A la disparition de sa mère, un homme, un japonais découvre dans une boite en laque de vieilles photographies et des cartes postales peintes, des cartes qui lui parlent de sa mère et de son grand-père, qui fut peintre jadis à Venise. Pour tâcher d’en savoir plus, il décide de rejoindre la ville lagunaire. Un voyage à Venise commence, une déambulation dans la Sérénissime, qui est aussi une quête d’identité.

Le carnet de voyage de Jirô Taniguchi est le complément idéal de quiconque aime se promener dans Venise. Sous le prétexte de cette histoire d’un homme qui cherche à Venise des traces de son grand-père, c’est-à-dire au fond dans une certaine mesure de lui-même, le grand mangaka offre ce qu’il sait le mieux faire : le récit imagé d’une déambulation, présence fluide d’un homme parmi les lieux qu’il habite de sa nostalgie. C’était une manière déjà illustrée avec brio dans le (superbe) Homme qui marche ou dans Le gourmet solitaire. D ‘une autre façon encore dans Le Sommet des dieux.
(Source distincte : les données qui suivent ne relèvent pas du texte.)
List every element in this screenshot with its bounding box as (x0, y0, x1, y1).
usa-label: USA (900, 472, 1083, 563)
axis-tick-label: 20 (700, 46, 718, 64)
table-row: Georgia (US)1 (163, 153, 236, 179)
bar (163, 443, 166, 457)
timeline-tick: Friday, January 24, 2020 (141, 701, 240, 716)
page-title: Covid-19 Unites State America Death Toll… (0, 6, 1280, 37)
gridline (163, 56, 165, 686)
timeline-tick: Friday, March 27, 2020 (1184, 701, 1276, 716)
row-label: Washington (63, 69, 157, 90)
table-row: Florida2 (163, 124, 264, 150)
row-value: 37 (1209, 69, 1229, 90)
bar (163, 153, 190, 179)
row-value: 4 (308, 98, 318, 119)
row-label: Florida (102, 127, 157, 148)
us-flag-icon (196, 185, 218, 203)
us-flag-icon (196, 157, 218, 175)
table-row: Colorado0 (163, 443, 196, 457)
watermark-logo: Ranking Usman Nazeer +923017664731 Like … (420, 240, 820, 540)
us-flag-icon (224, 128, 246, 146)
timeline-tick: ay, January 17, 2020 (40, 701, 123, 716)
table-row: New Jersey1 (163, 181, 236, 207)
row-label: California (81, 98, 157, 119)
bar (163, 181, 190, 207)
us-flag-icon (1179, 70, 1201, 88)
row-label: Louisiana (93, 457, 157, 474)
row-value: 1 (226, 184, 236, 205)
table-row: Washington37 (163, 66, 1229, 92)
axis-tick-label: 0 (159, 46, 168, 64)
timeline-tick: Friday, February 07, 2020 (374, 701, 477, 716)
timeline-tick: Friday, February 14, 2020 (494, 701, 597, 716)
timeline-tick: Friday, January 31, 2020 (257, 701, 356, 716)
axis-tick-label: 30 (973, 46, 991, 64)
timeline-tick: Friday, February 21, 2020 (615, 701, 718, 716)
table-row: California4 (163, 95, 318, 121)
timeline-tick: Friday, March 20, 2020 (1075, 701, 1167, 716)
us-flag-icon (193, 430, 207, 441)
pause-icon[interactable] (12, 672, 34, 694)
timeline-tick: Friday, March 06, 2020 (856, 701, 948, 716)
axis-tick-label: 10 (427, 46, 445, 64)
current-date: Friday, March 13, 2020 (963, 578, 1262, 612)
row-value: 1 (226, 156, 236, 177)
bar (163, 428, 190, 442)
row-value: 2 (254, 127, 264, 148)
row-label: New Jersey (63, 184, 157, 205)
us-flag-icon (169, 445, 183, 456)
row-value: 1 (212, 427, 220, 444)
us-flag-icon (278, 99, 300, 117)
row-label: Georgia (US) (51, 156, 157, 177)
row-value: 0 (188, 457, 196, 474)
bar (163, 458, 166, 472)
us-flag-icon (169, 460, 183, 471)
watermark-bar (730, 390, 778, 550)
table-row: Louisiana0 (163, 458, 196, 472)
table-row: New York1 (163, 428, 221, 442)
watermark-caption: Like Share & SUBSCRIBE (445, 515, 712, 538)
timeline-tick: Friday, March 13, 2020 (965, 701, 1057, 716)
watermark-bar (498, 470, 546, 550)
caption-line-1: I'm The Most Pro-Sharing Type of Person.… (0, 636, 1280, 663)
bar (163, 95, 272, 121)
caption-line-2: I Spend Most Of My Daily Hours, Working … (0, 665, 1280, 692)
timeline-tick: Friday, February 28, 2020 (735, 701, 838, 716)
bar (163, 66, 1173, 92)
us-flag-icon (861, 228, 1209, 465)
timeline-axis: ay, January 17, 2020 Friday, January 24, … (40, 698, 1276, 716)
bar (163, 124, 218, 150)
Direction, cette fois-ci : Venise. Taniguchi, sans doute, est homme de défi : le superbe traitement des parois du Sommet des dieux (cet alignement étourdissant de petits traits figurant la matière minérale de la montagne), fait place à une figuration vaporeuse, à la fois aérienne et marine, que rend efficacement l’aquarelle. C’est une des difficultés de l’art du carnet de voyage – l’ouvrage a d’abord paru chez Vuitton dans la collection des Carnets de voyage : l’union d’un regard singulier, toujours singulier et d’une technique qui doit savoir aussi se laisser habiter par les lieux, modifier sous l’effet de ce qui est vécu, perçu. Cette Venise de manga est surprenante au début. Mais résout à sa manière le problème difficile de représenter une ville déjà représentée des millions de fois en intégrant justement le point de vue singulier, situé du narrateur : un touriste japonais, à la recherche de son passé. Le style du dessin, avec ses japonismes, est une belle illustration du regard que chacun pose sur les choses : regard disposé, structuré selon un univers mental, attention à des détails souvent minimes qui suffisent à composer un décor, personnel, intime, unique.

Et puis il y a aussi dans ce livre, tout ce que j’aime de Venise, ou plutôt ces Venises qui composent la ville, caléidoscope de lieux plus ou moins connus, de l’attroupement et de l’affolement des ruelles autour de San Marco au pré bordant la station de vaporetto de S.Elena, où on se retrouve le soir, le week-end pour des parties de foot improvisées, l’entrée massive de l’Arsenal soulignée par la présence presque fragile d’un pont de bois qui franchit la voie d’eau qui y mène, certains canaux passant entre deux lignes de palais comme un torrent apaisé au fond d’une gorge, cette présence marine de l’atmosphère qui donne à tout ce que le regard touche cet air si particulier, parfois un peu sableux, presque lavé.